With the help of existing process models from IT project management, IT controlling and DS literature, a template for project initiation and project controlling for Data Science applications/projects is to be developed, which can be used accordingly for applying companies or organizations and can contribute to improving the success rate of Data Science projects. For a concrete project planning it is first helpful to identify the general tasks in a Data Science project. This can be done with a literature analysis of existing process models in this field. With the help of this rough phase classification (business understanding, data collection and preparation, analysis procedures, evaluation, deployment and operation), the controlling and management-specific aspects of such a project are simplified, since the required resources can be derived directly from the individual tasks. For example, cost factors can be identified for the effort estimation for the respective tasks, for which comprehensible calculation instructions are then provided. Project management and project controlling templates are another component of the artifact. These are uniform document templates that are to be created for the various phases of the project.

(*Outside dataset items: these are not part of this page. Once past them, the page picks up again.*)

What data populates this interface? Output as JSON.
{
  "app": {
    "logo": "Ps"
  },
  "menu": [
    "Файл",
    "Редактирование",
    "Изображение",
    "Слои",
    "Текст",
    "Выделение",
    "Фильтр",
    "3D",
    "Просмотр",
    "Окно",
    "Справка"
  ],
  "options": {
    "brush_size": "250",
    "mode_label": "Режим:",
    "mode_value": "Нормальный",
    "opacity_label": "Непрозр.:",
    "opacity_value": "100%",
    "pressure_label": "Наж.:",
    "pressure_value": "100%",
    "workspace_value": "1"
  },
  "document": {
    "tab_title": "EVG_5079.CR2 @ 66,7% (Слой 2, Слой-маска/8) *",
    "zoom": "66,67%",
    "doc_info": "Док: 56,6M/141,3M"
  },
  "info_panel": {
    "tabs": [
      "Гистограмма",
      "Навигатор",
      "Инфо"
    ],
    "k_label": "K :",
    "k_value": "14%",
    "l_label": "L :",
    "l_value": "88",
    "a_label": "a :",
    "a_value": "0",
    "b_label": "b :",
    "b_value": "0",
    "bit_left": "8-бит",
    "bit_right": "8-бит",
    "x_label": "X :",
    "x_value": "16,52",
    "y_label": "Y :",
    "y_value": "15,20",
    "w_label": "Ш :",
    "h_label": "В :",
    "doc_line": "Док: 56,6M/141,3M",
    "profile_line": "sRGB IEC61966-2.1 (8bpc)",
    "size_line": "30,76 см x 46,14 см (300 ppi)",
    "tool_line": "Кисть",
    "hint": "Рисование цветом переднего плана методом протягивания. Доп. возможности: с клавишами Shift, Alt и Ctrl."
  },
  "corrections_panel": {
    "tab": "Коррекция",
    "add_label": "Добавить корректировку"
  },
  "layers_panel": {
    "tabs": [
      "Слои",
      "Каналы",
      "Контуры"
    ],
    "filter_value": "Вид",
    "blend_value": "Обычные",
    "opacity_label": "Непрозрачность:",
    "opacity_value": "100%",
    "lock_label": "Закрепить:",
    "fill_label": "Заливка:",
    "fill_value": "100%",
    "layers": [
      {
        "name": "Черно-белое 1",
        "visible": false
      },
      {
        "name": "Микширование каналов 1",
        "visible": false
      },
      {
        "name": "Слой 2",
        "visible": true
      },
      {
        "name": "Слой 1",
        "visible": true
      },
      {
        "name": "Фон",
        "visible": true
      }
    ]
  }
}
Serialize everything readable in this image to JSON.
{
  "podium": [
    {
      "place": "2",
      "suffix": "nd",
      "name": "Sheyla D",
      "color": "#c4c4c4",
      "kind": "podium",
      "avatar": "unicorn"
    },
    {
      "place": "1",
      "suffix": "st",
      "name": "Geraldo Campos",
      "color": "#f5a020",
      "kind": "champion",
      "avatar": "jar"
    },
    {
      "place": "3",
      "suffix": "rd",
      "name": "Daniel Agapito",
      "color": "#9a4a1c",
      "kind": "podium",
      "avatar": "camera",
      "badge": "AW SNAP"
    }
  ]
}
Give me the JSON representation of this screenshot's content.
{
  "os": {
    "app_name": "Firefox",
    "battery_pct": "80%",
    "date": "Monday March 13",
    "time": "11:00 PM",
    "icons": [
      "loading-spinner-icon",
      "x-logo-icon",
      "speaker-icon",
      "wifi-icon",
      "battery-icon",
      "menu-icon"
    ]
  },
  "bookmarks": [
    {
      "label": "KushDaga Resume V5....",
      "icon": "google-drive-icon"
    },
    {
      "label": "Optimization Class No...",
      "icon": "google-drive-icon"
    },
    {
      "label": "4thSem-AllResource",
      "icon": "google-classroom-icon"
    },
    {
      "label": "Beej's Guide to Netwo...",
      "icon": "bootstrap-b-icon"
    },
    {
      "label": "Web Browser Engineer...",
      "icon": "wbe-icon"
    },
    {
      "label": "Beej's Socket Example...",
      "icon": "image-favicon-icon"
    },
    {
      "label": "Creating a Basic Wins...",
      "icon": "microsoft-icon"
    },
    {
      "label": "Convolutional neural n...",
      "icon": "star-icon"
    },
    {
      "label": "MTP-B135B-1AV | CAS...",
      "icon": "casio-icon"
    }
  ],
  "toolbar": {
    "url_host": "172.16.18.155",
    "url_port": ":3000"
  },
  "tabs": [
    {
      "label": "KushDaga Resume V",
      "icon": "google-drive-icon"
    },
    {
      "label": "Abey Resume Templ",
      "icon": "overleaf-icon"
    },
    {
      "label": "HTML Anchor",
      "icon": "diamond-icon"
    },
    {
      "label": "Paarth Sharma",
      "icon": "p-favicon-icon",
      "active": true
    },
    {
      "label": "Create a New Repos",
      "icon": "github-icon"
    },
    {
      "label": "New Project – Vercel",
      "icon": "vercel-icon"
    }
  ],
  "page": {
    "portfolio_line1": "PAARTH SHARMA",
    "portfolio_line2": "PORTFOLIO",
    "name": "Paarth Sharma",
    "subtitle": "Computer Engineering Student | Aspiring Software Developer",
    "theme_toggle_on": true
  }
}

An example would be the reports describing the data, which provide detailed information about the data sets used in the Data Science project.

An evaluation of the artifact is done in a first step using publicly available application projects or use cases like predictive maintenance or fraud detection on common IT system landscapes (e.g. Google Cloud Platform). The KNIME Analytics Platform, an open source software for creating data science projects in the form of intuitive workflows, could also be used for this purpose.